5 thoughts on “3MWh and counting …

  1. Congratulations! Thank you for being such a great advocate for solar and for greener, more efficient living. The best way to advocate for something is to live it — and you’re definitely doing it.

    P.S. — Wish we had the Enphase system you have. I think we’d have produced several hundred more kWh this year in Aurora, Colo., primarily due to snow melting (or lack thereof) issues. I also like the new 25-year warrant on the new Enphase micro-inverters.

    • Thanks Christof :)

      Enphase might have helped when you had that partially-snow-covered array, yes … but the clipping at 199W was tough to see here, on those beautiful spring days. Hard to say; you are clobbering me production-wise though with your larger array. :)

      That 25-year warranty is pretty sweet, isn’t it!

      Check out this map of public Enphase installs – it’s a fair bit of solar!

  2. Did you publish anywhere here what were the total expenses installing the system and what have the upkeep cost been so far? Any estimates of what the break-even point would be for you currently would be interesting.

    • I haven’t detailed the costs, but my final costs were a bit over $5000, after a tax credit, a utility payment/rebate for my SRECs, and a state rebate. I was somewhat lucky that all these incentives existed at the time.

      There have been no maintenance costs, really, other than a long pole I bought to remove some snow in the winter.

      Break-even is hard to guess since it depends in large part on what utility rates do over the next decade, opportunity cost for the money spent, etc. Break-even wasn’t my primary motivation, although I probably would not have done this if there were no hope of payback over the life of the array. OTOH, environmental payback was almost immediate (granted there is some embodied energy to pay off in the panels :) )

      This estimator could probably be used; entering zipcode 55116, a 2.5kWh array, $40/month bill, $6/watt cost (to make up for the expired state rebate which that calculator no longer shows), and “Pay cash” since that’s what I did, and the A01 net metering rate. With all that it tells me I have about a 6% ROI. The $6/watt is probably still a bit high, as it says my first-year cost would be $6700 with that, and that’s more than it did cost me.

      Interestingly, it seems my payback might have been better if I’d paid with a home equity loan (I guess that’s the opportunity cost factor) and the A02 time of use rate (I wonder if I can still switch to that… ). It also seems to assume something a bit different about whether the utility payment is taxable; I assumed that it was not and therefore took the 30% tax credit on a smaller amount. It was roughly a wash. (Yes, this stuff is too complicated…)

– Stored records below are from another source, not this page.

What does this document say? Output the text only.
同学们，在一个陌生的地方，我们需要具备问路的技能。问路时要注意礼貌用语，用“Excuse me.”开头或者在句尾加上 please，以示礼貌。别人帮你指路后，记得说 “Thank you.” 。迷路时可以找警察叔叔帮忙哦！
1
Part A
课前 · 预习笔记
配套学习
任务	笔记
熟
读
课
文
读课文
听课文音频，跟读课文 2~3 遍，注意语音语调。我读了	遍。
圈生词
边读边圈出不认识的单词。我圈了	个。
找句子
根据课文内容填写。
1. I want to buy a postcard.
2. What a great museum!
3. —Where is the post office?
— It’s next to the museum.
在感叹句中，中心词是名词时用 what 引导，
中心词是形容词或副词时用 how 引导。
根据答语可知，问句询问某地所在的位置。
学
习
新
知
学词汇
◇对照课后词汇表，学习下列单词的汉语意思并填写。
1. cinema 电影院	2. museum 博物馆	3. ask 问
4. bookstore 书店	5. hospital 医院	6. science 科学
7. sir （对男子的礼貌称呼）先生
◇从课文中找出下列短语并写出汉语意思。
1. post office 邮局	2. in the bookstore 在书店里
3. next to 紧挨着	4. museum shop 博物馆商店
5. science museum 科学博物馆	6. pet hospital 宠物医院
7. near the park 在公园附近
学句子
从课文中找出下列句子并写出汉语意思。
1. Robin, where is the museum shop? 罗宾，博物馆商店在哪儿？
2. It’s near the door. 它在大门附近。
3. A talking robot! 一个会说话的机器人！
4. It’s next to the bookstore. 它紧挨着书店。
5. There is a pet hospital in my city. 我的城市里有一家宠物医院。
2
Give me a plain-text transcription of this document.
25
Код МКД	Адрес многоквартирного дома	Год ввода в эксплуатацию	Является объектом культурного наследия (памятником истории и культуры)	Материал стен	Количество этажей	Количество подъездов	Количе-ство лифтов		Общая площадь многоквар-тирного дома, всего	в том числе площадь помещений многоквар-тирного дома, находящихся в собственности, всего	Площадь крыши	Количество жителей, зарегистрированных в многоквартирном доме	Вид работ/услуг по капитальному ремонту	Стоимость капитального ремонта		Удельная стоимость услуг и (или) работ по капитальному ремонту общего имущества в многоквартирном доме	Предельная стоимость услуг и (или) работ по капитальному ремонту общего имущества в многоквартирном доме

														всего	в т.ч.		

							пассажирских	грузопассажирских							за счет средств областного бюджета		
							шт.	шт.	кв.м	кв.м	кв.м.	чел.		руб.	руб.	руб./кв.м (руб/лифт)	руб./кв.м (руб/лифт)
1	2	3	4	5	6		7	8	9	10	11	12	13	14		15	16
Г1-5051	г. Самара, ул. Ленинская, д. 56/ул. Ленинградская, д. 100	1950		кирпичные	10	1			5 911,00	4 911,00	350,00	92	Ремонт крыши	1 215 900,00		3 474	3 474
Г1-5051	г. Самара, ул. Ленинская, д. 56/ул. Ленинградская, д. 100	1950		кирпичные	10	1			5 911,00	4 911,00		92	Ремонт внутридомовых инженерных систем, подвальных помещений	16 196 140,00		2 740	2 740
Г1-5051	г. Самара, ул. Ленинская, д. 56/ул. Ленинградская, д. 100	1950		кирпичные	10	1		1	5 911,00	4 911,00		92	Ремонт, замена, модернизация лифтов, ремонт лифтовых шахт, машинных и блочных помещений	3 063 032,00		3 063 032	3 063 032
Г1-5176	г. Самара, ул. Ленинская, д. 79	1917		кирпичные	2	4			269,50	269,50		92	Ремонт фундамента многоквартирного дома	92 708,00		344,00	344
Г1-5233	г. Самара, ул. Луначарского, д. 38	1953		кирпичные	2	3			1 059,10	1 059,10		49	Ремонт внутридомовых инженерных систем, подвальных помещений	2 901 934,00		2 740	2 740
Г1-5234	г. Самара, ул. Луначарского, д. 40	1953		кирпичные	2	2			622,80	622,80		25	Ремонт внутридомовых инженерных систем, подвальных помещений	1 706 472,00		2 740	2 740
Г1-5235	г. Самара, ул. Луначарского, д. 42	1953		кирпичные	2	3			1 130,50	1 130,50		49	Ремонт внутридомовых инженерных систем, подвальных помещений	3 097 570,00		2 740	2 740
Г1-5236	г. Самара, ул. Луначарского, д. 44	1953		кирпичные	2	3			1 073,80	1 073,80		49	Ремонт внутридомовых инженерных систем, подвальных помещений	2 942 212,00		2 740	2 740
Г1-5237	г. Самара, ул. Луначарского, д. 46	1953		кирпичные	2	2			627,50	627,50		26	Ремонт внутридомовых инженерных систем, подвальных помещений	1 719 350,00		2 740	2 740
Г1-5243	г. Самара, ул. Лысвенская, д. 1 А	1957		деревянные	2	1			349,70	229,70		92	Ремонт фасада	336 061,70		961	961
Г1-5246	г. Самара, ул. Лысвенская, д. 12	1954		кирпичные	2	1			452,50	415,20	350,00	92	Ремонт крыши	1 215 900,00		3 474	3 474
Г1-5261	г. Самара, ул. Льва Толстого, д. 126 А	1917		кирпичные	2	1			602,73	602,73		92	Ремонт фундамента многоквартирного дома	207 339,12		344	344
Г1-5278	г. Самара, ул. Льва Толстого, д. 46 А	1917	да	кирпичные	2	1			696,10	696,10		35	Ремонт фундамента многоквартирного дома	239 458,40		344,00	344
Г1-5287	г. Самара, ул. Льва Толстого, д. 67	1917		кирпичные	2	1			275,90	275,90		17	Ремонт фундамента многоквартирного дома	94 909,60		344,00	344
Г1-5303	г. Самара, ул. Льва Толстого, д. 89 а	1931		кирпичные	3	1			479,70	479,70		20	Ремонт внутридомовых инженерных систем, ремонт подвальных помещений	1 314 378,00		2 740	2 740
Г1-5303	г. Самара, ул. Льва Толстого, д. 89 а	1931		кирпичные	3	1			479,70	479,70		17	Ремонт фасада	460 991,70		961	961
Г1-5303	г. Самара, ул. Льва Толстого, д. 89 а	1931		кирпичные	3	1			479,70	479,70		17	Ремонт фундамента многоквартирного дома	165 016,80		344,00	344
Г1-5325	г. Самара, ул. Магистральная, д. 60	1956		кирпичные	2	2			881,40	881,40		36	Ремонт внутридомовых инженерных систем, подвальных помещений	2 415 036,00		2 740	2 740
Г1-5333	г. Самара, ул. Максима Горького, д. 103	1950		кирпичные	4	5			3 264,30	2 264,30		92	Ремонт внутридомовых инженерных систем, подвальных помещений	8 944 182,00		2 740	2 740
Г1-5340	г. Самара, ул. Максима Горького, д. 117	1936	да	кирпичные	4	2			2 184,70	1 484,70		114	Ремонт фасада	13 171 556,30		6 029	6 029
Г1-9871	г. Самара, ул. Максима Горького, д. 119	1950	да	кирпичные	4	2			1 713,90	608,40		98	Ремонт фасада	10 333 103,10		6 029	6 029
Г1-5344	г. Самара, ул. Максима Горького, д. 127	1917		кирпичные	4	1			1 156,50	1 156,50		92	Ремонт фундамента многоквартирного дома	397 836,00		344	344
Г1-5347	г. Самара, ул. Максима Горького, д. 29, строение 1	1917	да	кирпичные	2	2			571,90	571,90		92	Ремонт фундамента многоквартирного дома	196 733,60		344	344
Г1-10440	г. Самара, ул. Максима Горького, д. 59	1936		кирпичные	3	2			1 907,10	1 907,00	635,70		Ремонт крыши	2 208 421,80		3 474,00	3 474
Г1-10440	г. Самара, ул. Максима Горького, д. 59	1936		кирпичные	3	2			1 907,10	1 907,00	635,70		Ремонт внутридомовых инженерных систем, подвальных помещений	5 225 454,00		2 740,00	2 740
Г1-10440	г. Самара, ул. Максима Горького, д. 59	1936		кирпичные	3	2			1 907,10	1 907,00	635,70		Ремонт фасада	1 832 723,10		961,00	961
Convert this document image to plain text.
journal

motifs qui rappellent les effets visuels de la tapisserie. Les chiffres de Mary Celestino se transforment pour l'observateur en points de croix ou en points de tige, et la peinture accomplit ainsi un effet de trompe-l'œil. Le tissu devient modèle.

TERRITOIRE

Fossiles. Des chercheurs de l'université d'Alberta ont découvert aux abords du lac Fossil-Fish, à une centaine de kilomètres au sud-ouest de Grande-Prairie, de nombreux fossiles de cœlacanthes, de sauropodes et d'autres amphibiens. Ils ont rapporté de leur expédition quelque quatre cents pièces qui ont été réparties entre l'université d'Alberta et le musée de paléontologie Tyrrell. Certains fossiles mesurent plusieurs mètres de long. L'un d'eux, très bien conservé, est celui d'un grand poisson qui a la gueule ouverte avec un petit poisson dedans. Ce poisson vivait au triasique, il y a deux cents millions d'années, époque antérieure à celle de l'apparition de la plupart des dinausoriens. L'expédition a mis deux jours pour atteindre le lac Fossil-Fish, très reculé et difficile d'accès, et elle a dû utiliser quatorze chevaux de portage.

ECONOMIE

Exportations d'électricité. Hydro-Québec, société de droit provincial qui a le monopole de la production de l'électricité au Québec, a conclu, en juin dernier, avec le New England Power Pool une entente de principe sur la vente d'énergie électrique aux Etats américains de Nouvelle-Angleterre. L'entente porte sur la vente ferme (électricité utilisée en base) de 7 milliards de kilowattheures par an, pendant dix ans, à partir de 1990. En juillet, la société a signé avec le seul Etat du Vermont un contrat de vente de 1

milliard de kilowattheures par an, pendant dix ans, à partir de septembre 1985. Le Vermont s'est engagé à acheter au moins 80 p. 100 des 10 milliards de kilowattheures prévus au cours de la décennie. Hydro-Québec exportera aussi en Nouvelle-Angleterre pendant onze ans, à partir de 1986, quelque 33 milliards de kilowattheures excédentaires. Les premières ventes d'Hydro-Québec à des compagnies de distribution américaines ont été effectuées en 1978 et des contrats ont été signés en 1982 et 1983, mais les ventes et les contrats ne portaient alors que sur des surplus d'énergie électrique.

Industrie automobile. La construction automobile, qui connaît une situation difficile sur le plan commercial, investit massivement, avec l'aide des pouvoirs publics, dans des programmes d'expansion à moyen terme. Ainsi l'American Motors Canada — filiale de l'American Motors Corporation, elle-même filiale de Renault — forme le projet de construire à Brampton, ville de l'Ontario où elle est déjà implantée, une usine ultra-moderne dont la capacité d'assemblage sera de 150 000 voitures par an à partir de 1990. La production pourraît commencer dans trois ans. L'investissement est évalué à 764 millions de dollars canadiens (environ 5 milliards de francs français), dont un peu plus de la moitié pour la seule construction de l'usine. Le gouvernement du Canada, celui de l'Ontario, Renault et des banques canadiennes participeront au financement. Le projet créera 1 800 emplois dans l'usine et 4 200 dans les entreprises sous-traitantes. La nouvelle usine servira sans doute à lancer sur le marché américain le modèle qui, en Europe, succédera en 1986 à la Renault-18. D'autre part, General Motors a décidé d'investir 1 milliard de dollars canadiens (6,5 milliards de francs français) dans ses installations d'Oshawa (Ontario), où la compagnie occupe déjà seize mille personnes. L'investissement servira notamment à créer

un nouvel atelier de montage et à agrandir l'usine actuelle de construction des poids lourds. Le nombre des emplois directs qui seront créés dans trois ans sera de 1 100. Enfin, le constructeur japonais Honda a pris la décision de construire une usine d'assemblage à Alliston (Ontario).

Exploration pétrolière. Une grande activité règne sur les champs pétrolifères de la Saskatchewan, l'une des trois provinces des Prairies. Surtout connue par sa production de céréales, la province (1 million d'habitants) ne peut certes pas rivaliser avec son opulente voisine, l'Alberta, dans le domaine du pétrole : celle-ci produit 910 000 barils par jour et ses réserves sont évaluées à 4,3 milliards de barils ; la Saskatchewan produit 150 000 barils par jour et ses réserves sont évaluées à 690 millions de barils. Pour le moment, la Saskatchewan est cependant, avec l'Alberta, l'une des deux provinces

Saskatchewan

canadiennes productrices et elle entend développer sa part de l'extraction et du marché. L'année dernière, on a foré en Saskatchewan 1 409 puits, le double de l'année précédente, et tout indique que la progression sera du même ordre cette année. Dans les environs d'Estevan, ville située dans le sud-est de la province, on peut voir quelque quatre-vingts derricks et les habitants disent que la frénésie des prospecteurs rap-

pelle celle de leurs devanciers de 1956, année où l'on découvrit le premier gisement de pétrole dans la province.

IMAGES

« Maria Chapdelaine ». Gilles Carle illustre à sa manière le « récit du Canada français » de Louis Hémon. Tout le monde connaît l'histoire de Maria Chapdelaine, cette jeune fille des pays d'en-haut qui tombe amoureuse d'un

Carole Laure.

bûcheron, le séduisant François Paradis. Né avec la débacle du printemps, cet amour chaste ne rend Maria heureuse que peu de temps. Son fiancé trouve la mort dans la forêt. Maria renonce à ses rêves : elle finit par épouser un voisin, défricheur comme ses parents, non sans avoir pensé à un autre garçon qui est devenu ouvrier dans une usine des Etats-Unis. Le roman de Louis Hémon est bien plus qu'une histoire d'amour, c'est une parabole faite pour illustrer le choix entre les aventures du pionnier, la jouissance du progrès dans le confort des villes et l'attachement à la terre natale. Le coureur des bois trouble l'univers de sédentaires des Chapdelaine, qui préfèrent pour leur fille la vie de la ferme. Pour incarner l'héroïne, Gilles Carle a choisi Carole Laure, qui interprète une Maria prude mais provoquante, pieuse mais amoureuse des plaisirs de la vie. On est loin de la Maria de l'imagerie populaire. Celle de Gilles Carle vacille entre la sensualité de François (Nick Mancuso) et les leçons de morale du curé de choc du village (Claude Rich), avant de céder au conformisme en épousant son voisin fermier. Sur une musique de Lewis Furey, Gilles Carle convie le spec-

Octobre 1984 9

      With net metering rate A02 and a home equity loan it says 10% ROI. Shrug.

      • So, basically at current numbers the break-even point is at around 16 and a half years, possibly sliding up to 20 if some components wear out during that time, or sliding down as the energy prices go up. Pretty nice!

        I tend to ignore opportunity cost in such calculations, mainly because it is pretty clear that opportunity cost factor is linked to inflation, which nowadays is strongly tied to energy prices, so in this case we can assume that the effects are likely to cancel each other out. And it makes for a much simpler and easy to understand math.